Growing up in Cedar Rapids, Iowa, Cragwall moved through Red Cross swimming, life‑saving and first aid classes. “Those things were just part of my growing up in Iowa,” she said. In eighth grade, she was selected for a summer leadership camp for Red Cross youth, a moment that set her on a path she’s still walking.
Today, Cragwall serves as the lead for the mental health team in the West Michigan chapter, covering 12 counties. She is also the regional lead for mass casualty incidents and condolence care for the Michigan Region. This March, she celebrated 25 years as a disaster mental health volunteer.
Her early volunteer work at the Red Cross was hands‑on and community‑based. As a teen, she volunteered in the community and spent summers working as a receptionist at her chapter office, where the executive director became a mentor. She served as a youth representative to the adult board and stepped in during disasters, making sandwiches and delivering them to people filling sandbags along the Cedar River.
She also volunteered as a candy striper at St. Luke’s Hospital in Cedar Rapids and at the VA hospital in Iowa City, delivering flowers, reading to patients and offering comfort to those without family.
Her leadership grew quickly. She chaired her county youth council and, while attending DePauw University, was selected to serve on a national Red Cross board. When her husband was stationed in Tokyo during the Vietnam War, she continued her service as a Red Cross volunteer at the hospital on base.
Cragwall later stepped away from volunteering to raise her family, complete graduate school and begin a career in social work. But in 2001, she returned to serve on the board of the Red Cross chapter in Grand Rapids.
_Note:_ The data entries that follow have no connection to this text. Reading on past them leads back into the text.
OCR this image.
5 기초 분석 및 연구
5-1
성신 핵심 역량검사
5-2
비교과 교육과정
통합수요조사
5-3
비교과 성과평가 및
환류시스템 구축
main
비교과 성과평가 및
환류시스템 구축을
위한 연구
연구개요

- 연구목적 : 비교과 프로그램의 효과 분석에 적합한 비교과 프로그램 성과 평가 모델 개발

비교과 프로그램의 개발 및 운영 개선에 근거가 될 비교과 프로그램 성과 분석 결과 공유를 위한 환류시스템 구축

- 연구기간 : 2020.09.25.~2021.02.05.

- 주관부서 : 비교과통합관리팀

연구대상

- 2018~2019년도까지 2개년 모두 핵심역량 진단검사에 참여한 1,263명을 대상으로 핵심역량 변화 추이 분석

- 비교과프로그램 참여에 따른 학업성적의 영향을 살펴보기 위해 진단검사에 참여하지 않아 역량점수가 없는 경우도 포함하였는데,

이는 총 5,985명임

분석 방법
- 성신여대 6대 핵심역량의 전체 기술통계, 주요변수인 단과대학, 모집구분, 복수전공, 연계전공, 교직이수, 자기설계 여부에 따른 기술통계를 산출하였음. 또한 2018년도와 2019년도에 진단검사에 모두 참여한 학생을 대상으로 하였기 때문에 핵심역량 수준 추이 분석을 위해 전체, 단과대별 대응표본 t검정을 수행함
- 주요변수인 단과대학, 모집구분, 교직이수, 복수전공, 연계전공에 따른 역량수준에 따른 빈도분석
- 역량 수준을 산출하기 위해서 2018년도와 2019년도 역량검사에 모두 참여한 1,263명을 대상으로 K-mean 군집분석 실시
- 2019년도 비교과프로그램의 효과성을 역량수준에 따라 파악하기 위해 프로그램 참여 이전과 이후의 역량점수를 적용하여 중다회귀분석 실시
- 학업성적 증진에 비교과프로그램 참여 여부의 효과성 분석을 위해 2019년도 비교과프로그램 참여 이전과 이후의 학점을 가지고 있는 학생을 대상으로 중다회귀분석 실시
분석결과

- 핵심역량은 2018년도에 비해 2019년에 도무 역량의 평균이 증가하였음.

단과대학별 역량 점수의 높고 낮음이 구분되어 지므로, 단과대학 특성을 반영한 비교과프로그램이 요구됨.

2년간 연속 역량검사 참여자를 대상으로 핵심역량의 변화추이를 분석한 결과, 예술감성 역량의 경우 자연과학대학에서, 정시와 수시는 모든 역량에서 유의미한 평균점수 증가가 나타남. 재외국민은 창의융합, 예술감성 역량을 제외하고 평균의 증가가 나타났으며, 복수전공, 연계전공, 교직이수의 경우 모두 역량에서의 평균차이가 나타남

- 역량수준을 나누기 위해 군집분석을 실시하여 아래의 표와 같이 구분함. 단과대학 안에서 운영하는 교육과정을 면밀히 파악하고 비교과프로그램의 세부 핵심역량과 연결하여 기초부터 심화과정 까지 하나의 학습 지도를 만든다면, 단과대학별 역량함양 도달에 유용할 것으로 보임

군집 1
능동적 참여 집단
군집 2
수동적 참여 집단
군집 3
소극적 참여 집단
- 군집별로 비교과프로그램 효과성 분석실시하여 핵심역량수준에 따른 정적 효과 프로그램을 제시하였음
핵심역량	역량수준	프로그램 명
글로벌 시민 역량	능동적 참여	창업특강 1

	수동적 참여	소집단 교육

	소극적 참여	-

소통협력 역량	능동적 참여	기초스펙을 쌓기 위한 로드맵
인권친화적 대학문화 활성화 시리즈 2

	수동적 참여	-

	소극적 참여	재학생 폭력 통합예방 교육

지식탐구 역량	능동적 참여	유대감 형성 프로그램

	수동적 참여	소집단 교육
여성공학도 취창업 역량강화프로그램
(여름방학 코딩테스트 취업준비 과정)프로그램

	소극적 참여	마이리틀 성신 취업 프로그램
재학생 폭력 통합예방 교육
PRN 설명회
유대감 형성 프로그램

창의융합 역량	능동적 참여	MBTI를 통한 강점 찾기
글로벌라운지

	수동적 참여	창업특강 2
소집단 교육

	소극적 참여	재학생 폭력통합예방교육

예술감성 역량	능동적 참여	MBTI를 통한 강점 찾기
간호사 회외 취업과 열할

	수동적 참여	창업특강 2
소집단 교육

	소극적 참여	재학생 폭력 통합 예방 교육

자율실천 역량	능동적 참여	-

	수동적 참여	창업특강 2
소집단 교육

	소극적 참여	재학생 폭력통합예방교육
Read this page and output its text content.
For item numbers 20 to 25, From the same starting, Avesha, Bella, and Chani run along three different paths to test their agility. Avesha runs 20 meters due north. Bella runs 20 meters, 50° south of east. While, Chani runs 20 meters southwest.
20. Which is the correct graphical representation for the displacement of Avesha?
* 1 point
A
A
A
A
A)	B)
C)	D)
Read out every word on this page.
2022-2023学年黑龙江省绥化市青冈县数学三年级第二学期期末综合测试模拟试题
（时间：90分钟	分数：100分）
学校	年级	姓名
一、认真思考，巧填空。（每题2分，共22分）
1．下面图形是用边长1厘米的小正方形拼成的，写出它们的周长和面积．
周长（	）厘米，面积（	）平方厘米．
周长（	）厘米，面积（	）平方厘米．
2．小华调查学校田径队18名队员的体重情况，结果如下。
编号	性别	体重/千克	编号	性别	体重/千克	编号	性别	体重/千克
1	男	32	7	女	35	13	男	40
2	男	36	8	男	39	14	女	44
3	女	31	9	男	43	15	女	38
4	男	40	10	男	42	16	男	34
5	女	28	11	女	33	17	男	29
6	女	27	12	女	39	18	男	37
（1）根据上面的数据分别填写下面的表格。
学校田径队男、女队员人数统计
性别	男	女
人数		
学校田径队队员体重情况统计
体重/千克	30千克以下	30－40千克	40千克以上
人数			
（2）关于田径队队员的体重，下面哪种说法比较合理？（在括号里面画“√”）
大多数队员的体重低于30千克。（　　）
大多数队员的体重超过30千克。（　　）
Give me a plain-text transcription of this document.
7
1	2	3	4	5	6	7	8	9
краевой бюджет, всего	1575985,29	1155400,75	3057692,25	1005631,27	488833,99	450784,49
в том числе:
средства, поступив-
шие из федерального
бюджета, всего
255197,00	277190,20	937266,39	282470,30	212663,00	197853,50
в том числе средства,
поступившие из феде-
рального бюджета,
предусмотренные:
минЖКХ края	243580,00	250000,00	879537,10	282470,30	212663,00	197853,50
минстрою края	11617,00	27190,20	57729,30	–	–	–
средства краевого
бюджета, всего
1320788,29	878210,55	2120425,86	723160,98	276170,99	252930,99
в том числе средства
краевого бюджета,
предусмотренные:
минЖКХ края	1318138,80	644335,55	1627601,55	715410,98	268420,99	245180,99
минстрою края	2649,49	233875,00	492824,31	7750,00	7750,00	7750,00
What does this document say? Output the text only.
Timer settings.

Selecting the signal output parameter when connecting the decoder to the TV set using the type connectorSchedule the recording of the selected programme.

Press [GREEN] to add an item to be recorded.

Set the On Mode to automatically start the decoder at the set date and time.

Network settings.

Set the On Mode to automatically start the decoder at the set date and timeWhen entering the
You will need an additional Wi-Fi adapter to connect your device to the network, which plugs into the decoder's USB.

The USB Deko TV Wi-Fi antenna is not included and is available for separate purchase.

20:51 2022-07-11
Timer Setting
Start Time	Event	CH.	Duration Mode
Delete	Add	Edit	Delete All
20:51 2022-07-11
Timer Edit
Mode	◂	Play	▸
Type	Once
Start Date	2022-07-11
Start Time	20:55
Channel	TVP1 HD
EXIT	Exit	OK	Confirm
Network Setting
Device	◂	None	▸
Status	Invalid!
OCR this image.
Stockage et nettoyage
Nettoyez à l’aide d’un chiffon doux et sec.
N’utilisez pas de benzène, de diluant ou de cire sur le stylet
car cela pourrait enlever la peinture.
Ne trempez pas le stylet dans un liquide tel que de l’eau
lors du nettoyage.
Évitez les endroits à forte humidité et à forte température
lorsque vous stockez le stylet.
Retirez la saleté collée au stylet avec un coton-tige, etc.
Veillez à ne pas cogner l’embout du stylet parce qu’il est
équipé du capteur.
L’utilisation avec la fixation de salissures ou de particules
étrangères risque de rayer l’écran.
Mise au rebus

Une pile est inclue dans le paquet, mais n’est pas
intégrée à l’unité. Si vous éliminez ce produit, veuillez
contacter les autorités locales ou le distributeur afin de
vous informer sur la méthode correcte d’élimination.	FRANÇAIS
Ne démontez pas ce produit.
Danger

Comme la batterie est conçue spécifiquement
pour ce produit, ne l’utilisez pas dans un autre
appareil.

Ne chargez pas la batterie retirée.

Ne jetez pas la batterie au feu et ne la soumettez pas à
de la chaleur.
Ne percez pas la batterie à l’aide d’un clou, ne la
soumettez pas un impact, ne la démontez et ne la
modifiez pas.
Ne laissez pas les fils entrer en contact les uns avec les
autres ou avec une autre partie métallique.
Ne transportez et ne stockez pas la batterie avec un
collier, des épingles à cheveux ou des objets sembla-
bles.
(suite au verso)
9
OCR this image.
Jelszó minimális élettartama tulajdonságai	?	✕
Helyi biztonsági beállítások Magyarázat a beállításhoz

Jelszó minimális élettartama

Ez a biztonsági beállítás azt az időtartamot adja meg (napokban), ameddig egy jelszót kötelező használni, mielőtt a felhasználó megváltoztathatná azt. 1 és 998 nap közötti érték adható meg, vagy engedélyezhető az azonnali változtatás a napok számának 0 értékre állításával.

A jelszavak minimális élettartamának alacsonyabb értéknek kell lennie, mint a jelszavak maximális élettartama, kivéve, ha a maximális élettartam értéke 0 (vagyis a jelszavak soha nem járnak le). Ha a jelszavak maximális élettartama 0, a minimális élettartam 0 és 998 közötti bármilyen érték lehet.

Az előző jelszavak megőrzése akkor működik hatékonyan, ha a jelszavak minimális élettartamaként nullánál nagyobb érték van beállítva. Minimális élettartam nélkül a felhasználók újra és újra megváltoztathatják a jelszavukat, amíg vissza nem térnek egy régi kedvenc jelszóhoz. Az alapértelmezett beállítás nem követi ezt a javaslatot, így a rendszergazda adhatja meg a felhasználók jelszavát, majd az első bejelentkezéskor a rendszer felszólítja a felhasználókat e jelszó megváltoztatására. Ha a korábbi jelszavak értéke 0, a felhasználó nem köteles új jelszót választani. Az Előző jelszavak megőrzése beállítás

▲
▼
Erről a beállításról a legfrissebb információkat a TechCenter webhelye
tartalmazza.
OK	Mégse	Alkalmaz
After 9/11, she trained as a disaster mental health responder and has led the region’s mental health team ever since.
“I think one of the things that has kept me with Red Cross so long is that volunteers can do real program development,” she said.
In West Michigan, Cragwall helped grow the disaster mental health program and, with colleagues, developed a mass casualty program that trains teams across the state to set up family and friends reception centers after natural or man‑made mass casualty events.
Her work has taken her far beyond Michigan. With deployments to disasters in states such as California, Nevada and Florida, she has gained valuable experience she brings back home to strengthen local response.
Cragwall’s decades of volunteer service reflect the strength volunteers bring to the Red Cross every day, shaping the Michigan Region’s ability to respond with compassion and skill in times of crisis. Her commitment is rooted in the values she has carried since childhood, a belief, she said, that “you make a difference in the world and make the world a better place.”